When she turned on the lamp, Brandi immediately noticed what she had completely forgotten. The cabin was still a mess from the Swimmer’s last stay. Brandi was embarrassed by its poor condition, but more worried that the Swimmer would be shamed by the damage he had done. She frantically scrambled around the room, trying to tidy up. She kicked loose stuffing from couch cushions into a pile in the corner then struggled with the weight of the upended couch to lower it back to the floor. It struck the floor with a mighty thud, erupting a pale cloud of dust.

“It was the light. That morning, the light burned you?”

The Swimmer gestured to the window the couch had been blocking and pantomimed a shaft of light streaming in.

“Your burns, in the hospital. They were… terrible,” said Brandi, taking a nervous step toward him and looking over his arms and stomach. “I don’t see scars. You must heal very easily, as easily as you hurt.”

“The healing. It was not easy,” said the Swimmer, averting his eyes. He flexed his hands and looked at the webbing between his fingers. Still translucent, they retained a faint pinkish hue, the only reminder of the suffering he had endured.

Brandi nodded grimly. Visions of the Swimmer holed up in the hidden cave entered her mind. She pictured him curled up on the rock, alone and frightened. She pictured him shaking with the ache of starvation, too weak to slip into the water and hunt for a much needed meal. How he had survived the ordeal without help was a mystery. How he had survived the ordeal without losing his will to live, a greater mystery.
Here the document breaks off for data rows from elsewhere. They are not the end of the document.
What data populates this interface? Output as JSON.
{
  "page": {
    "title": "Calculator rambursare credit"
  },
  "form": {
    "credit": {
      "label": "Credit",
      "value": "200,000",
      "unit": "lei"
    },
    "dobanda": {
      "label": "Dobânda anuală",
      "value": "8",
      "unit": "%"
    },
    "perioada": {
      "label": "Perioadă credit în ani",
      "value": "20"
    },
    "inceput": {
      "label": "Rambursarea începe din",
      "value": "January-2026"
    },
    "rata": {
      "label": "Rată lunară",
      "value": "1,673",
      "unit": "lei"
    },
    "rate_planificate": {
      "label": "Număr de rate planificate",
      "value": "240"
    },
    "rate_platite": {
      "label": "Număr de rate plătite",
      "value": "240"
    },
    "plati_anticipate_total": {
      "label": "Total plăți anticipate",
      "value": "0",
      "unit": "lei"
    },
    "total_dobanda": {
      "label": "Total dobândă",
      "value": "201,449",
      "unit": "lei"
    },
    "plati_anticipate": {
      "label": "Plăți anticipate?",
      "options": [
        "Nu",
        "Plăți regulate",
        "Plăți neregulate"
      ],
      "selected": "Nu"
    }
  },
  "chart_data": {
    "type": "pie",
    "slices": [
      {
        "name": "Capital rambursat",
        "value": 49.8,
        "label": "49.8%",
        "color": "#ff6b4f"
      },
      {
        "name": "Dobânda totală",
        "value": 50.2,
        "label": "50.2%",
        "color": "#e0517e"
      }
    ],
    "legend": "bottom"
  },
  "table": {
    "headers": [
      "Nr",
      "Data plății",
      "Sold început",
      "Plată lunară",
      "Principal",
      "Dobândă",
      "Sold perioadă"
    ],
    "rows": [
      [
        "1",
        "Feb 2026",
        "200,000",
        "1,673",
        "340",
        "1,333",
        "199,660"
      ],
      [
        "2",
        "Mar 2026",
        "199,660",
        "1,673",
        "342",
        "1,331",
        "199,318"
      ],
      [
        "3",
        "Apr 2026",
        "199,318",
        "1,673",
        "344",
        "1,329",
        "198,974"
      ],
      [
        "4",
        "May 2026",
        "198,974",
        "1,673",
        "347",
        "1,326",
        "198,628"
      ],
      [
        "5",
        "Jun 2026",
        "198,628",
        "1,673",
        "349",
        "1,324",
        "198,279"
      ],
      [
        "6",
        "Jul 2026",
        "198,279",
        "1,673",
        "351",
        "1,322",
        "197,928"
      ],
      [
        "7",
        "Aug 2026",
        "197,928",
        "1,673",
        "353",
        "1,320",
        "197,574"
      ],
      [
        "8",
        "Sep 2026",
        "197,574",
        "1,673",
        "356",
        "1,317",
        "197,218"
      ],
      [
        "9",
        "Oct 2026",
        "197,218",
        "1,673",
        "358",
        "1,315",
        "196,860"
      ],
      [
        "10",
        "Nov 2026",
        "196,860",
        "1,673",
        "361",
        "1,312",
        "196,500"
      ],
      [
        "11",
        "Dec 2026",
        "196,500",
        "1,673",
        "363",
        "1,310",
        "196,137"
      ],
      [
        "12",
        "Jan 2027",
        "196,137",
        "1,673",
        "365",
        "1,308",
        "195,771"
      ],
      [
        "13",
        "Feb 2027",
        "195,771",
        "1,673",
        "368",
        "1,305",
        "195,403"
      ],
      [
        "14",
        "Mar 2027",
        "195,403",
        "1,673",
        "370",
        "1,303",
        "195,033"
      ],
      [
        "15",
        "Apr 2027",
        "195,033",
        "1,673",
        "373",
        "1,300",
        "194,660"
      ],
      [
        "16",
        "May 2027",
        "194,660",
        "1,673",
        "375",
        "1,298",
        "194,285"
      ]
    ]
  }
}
Brandi wandered a loose circle around the perimeter of the room, staring at the material of her dress, deeply creased. She smoothed it down and looked up, stealing a glance at the Swimmer. He stood very still in the middle of the room, turning only his head to keep his eyes on Brandi.
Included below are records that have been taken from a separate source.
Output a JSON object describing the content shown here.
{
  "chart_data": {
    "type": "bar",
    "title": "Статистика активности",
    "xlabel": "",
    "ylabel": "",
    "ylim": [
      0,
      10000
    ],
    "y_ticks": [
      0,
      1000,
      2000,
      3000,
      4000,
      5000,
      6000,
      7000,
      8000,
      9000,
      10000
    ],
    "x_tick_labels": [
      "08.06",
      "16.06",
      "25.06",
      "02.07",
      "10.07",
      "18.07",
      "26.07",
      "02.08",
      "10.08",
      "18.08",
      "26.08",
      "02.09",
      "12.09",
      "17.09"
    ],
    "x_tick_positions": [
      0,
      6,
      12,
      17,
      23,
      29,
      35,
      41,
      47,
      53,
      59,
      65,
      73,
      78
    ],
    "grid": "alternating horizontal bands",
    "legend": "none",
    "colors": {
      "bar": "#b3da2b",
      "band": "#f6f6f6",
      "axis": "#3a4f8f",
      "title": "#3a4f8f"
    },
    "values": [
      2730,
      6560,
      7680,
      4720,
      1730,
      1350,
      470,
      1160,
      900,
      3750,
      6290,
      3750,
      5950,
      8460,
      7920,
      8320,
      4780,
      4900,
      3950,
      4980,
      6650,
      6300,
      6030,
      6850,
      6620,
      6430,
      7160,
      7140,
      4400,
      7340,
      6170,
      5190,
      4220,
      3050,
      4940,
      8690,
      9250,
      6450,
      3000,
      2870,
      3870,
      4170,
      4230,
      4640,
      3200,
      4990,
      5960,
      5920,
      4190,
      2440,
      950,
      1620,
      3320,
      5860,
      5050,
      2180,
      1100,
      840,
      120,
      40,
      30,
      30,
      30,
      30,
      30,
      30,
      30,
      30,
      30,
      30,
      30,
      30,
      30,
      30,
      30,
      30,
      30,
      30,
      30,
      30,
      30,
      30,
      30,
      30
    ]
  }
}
“This color is called coral. My dress.”

“It’s lovely,” said the Swimmer.

“It was. It’s ruined now.”

The Swimmer stepped into Brandi’s path, one hand moving down to her hip. He brushed it against her very gently then took the fabric between two fingers. “No. Not ruined.
Lovely
.” He lowered the cloth as slowly as he had lifted it, and allowed the tips of his fingers to linger against her.

Brandi pivoted on her bare foot and slipped past the Swimmer, prancing across the room and dropping to a crouch in the corner. She rummaged through the pile of stuffing she had formed minutes earlier and extracted a digital camera.
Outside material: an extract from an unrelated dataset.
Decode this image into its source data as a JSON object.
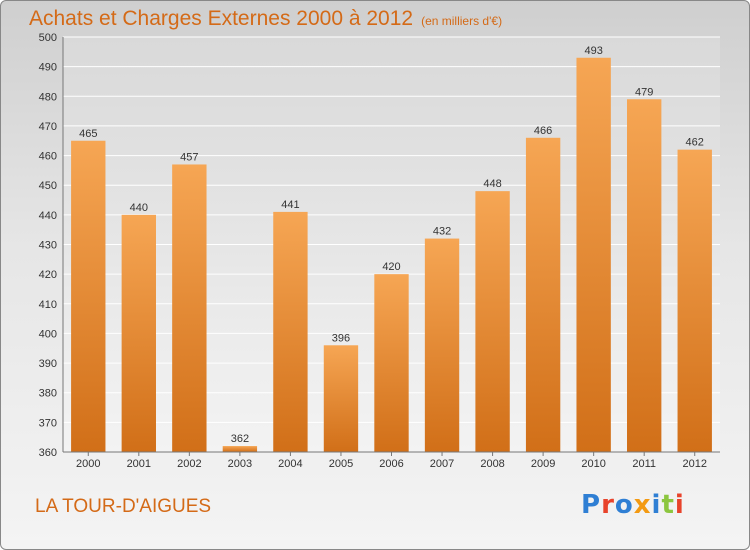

“Kelly must have dropped this when I brought her here.” She held the camera up for the Swimmer’s benefit, ignoring her suspicion that he had no idea what he was looking at. “Kelly, the girl you saved from the warehouse fire. She remembers that night. She remembers you. She even drew your picture.”

“My
picture
,” said the Swimmer, as if trying out the word.

“She wanted a photograph. To prove you were real.”

“I am real,” said the Swimmer, furrowing his brow.

“Only one way to find out,” said Brandi, crossing the room again and standing before him, the camera at her chin. “There will be a flash. A flash of light. Will that hurt you?”

“Sunlight?” he asked, his voice quavering almost imperceptibly.

“No,” she answered. “False light. Human light. Like the lamps.” She gestured to the nearby lamp, its warm glow illuminating the deep scratches the Swimmer had left in the cabin wall.

The Swimmer bent low to examine the camera more closely, raising his hands as if to take it from her hands. But despite his curiosity, he stopped short of actually touching the device and tucked his hands behind his back.

“No, show them to me. Your hands,” said Brandi.

Cautiously, the Swimmer brought his hands around to his waist. He held them horizontal, palms down, once again examining the scarred translucency between his fingers. He grimaced at the sight then looked up at Brandi with soft eyes. “Not lovely,” he said in a whisper.